Agricultural Economics Department

 

First Advisor

Bradley D. Lubben

Date of this Version

8-2012

Document Type

Thesis

Citation

A thesis presented to the faculty of the Graduate College at the University of Nebraska in partial fulfillment of requirements for the degree of Master of Science

Major: Agricultural Economics

Under the supervision of Professor Bradley D. Lubben

Lincoln, Nebraska, August 2012

Comments

Copyright 2012, Jim A. Jansen

Abstract

Uncertainty in revenue for grain and oilseed operations located across Nebraska exists due to commodity price volatility and yield variability. Several risk management tools enable producers to deal with financial losses from revenue declines including crop insurance, marketing strategies, and government farm programs. Producers may need to combine multiple tools for an effective risk management strategy, but research lacks on integrating these tools currently available to producers across the state. Actions amongst individuals actively engaged in the industry show their plans to deal with revenue declines may lead to less than optimal strategies.

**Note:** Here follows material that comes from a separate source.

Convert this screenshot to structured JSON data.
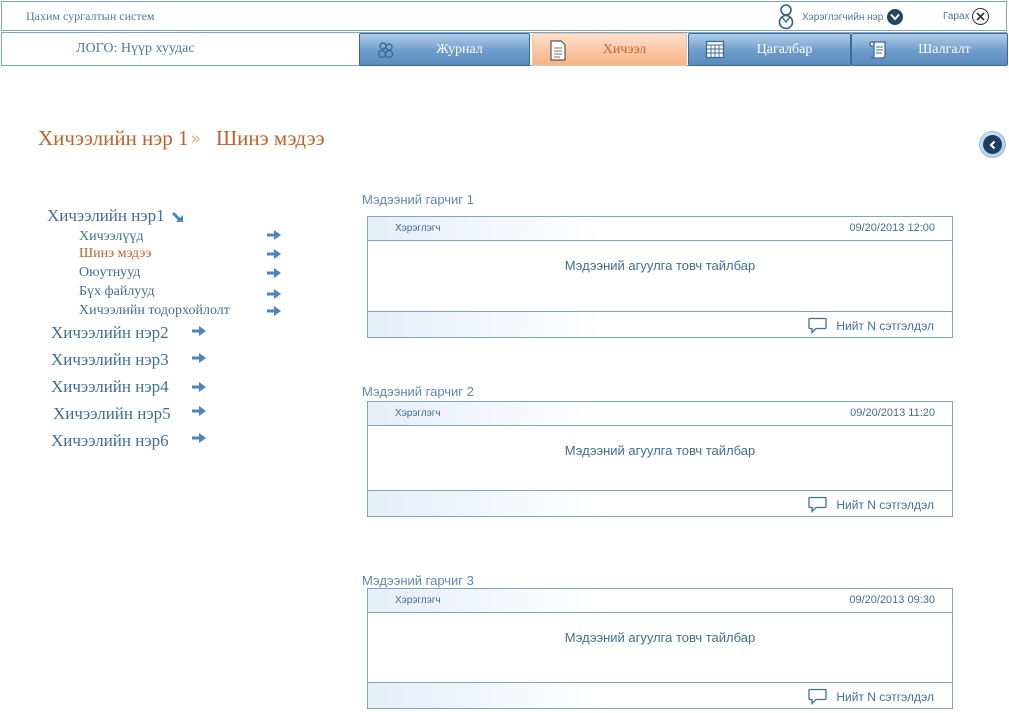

Stochastic simulation utilizing eight representative farms across Nebraska allows for the analysis of risk management strategies. Attributes of these farms reflect the average size, productivity, and variability, expressed by operations across the eight National Agricultural Statistical Districts of the state. Also, the simulation of national, state, district, and county yields or prices are generated for the necessary parameters in the evaluation of various programs or products.

Conclusion drawn from these simulations indicate the optimal risk management strategy for a region of Nebraska, given a set of feasible prices and base 2011 yield and price parameters. Current program participation and product utilization rates indicate strategies employed by the majority of producers in the state do not sway far from these simulated outcomes. Participating in higher levels of revenue protection crop insurance, direct and counter-cyclical government programs, and using a short futures hedge when marketing grain provided the greatest level of revenue protection subject to a producer’s risk preference. Findings may change substantially dependent upon different price, yield, or guarantee levels.